Ten noordoosten van Beziers én ten noordoosten van Montpellier nog de binnenlanden bezocht, een prachtige streek met schitterende dorpjes en oude stadjes, tegenwoordig verziekt met allerhande straathindernissen; een overdaad aan rotonden, drempels en versmallingen en met een zware truck heeft het er veel van weg dat je over onontgonnen terrein rolt.
Dan; pal naar 't oosten, langs, onder meer, Saint-Remy-en-Provence dat ruim honderd jaar terug door Vincent van Gogh werd bezocht, langs Cavaillon en dan de weg op ten noorden van 't Luberonmassief; tot pal voor Apt waar ik wederom een standplaats vond, dit keer waar de lichtvervuiling tot een minimum beperkt bleek; waardoor ik kon genieten van een zinderende sterrenpracht zolang de wolken het toelieten.

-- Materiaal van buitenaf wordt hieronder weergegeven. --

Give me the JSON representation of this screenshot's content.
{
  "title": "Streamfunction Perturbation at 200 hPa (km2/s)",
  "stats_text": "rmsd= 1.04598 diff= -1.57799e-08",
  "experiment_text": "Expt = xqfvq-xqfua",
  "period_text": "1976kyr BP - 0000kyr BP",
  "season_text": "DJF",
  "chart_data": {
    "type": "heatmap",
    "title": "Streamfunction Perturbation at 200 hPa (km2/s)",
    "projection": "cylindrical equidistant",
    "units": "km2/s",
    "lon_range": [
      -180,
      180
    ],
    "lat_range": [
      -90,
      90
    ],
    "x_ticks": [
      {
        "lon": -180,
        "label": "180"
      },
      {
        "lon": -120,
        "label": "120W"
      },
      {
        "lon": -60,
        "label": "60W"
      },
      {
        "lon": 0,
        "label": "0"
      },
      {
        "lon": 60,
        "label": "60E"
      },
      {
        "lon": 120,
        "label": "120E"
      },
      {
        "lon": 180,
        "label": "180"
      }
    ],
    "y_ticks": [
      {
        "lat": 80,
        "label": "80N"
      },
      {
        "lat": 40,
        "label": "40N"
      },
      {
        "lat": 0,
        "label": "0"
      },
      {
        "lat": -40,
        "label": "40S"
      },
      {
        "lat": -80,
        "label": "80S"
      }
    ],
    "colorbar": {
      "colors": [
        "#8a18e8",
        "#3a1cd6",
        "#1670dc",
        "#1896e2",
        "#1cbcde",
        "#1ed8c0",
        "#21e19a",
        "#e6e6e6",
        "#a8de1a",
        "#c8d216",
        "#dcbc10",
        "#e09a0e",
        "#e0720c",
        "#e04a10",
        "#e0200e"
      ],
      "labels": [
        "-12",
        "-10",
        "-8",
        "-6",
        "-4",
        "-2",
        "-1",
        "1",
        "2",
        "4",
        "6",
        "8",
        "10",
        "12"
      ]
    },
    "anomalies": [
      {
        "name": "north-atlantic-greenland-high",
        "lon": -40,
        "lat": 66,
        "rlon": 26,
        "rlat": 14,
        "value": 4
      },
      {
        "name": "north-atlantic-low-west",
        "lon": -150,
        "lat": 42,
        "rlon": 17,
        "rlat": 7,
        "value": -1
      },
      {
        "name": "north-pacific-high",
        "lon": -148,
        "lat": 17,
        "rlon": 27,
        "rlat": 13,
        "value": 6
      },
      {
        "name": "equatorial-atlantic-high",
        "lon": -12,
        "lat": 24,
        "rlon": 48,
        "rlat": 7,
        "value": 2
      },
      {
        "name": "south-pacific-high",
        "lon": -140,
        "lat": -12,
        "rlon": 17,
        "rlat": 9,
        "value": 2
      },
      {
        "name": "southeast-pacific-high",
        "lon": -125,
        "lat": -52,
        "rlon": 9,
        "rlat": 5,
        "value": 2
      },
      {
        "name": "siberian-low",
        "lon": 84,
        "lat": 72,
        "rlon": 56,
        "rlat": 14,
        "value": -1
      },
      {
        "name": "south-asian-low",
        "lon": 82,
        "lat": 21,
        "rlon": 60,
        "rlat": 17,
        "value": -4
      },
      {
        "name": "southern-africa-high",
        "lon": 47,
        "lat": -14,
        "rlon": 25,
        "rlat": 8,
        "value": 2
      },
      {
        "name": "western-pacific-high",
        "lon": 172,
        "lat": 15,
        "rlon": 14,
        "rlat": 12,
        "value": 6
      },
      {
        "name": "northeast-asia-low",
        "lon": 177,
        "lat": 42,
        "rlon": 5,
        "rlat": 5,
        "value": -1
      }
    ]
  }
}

Tussen Mazamet en Apt, de tweede maart, met zicht op weergaloos gevormde wolkenvelden; tussen duizenden bomen en struiken door, de meesten nog sereen eerbiedig wachtend totdat het sein gegeven wordt dat ze weer mogen spruiten terwijl sommigen niet wachten konden; bloeiende mimosa en prunusbomen, ja, reeds de eerste chinese klokjes, de gele forsythia's! De lente is aanstaande en ik zag hier reeds haar eerste, zwakke geluid.
Aldus schreef ome Willem.
.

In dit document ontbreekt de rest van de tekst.